Correspondence: Rosalie K.Woods Department of Epidemiology and Preventive Medicine, Monash Medical School, Alfred Hospital, Commercial Road, Prahran, Victoria 3181, Australia. Email: Rosalie.Woods@med.monash.edu.au

Abstract

Objective:

The aim of this study was to compare the prevalence of adult respiratory symptoms and conditions in a rural setting with a metropolitan setting.

Methodology:

We used cross-sectional population surveys of respiratory health using the European Respiratory Health Survey screening questionnaire. A random sample of 4455 eligible young adults aged 20–44 years, from electoral rolls in south-eastern metropolitan Melbourne, Victoria, and 4521 from rural south-western New South Wales were surveyed.

Results:

Response rates of 72% (n = 3194) and 69% (n = 3121) were achieved in Melbourne and the Riverina, respectively.
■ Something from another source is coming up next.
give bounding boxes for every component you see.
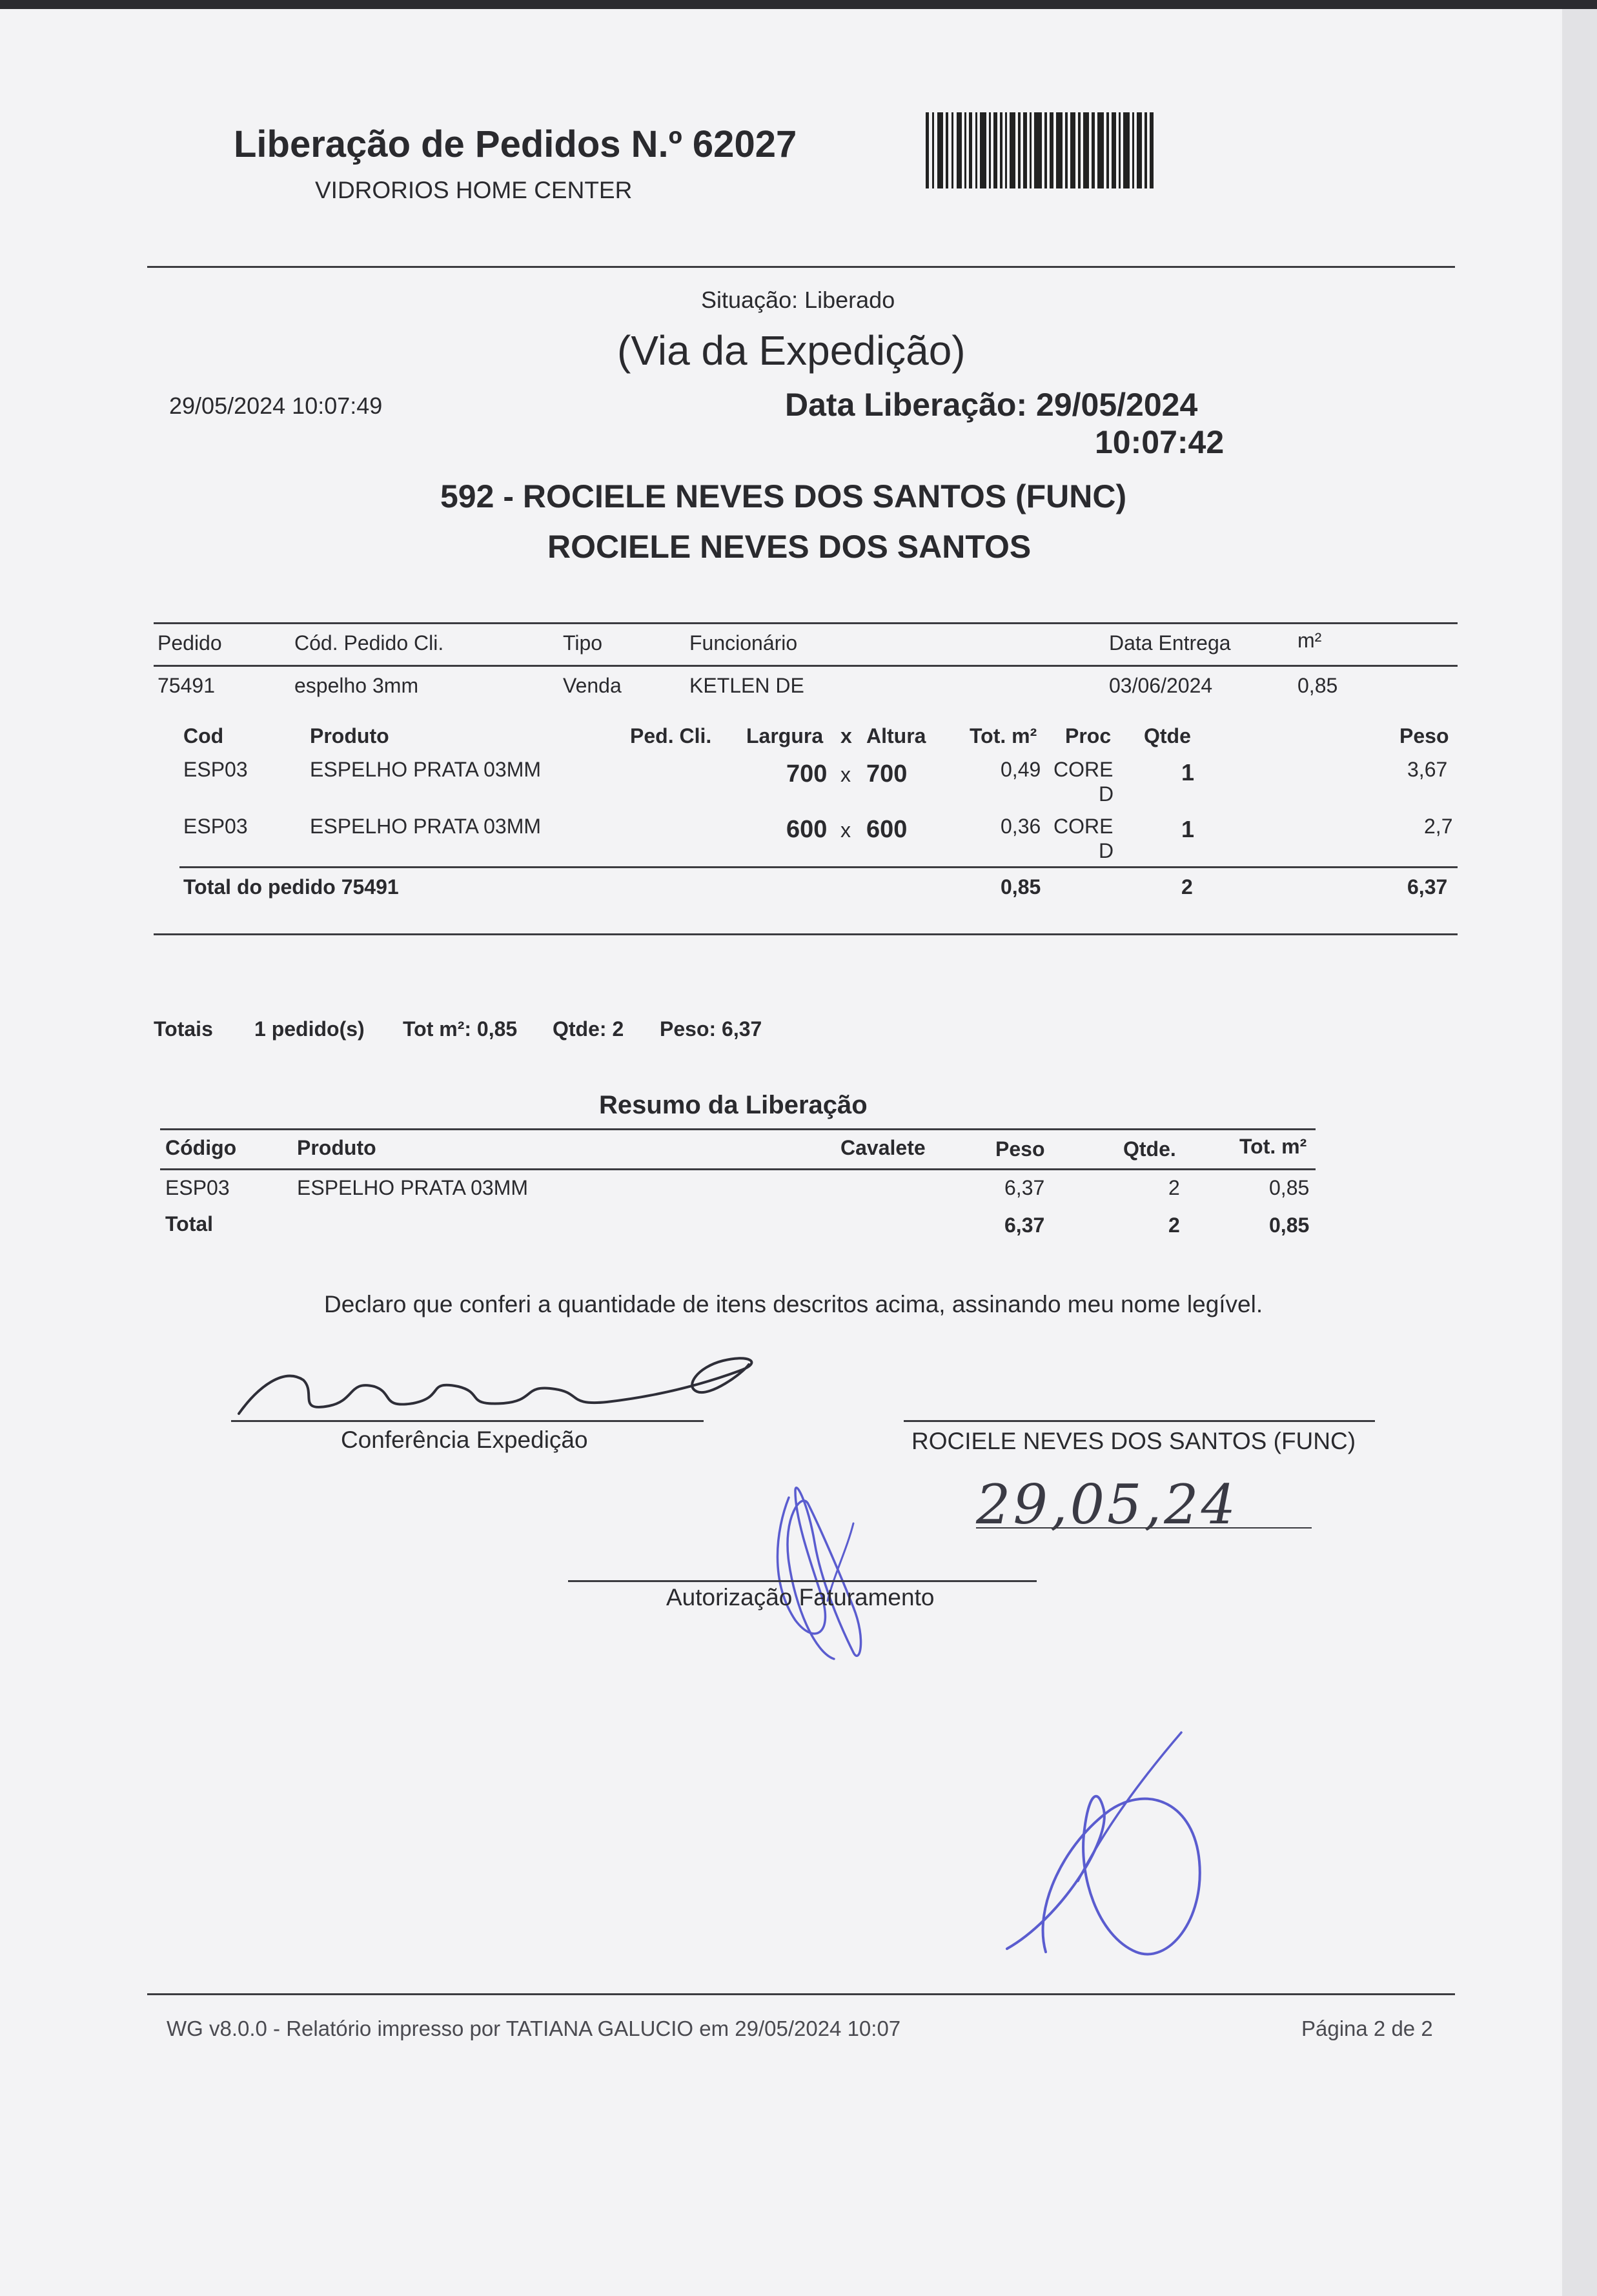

Respondents from the Riverina reported significantly higher prevalences of nocturnal dyspnoea (P < 0.01), chronic bronchitis (P = 0.03), an asthma attack in the previous 12 months (P < 0.001), ever having had asthma (P < 0.001) and doctor-diagnosed asthma (P < 0.001) compared to those from Melbourne. However, among those with ‘asthma attacks in the last 12 months’, Melbourne respondents experienced a higher frequency of attacks (P < 0.05). Riverina respondents reported a higher prevalence of smoking (P < 0.05) and smoked more cigarettes on average (P < 0.001) than Melbourne respondents. However, annoyance from air pollution was higher in Melbourne than in the Riverina.

Conclusions:

These results suggest that asthma is more prevalent in rural southern New South Wales than in Melbourne but follows a different pattern of exacerbations.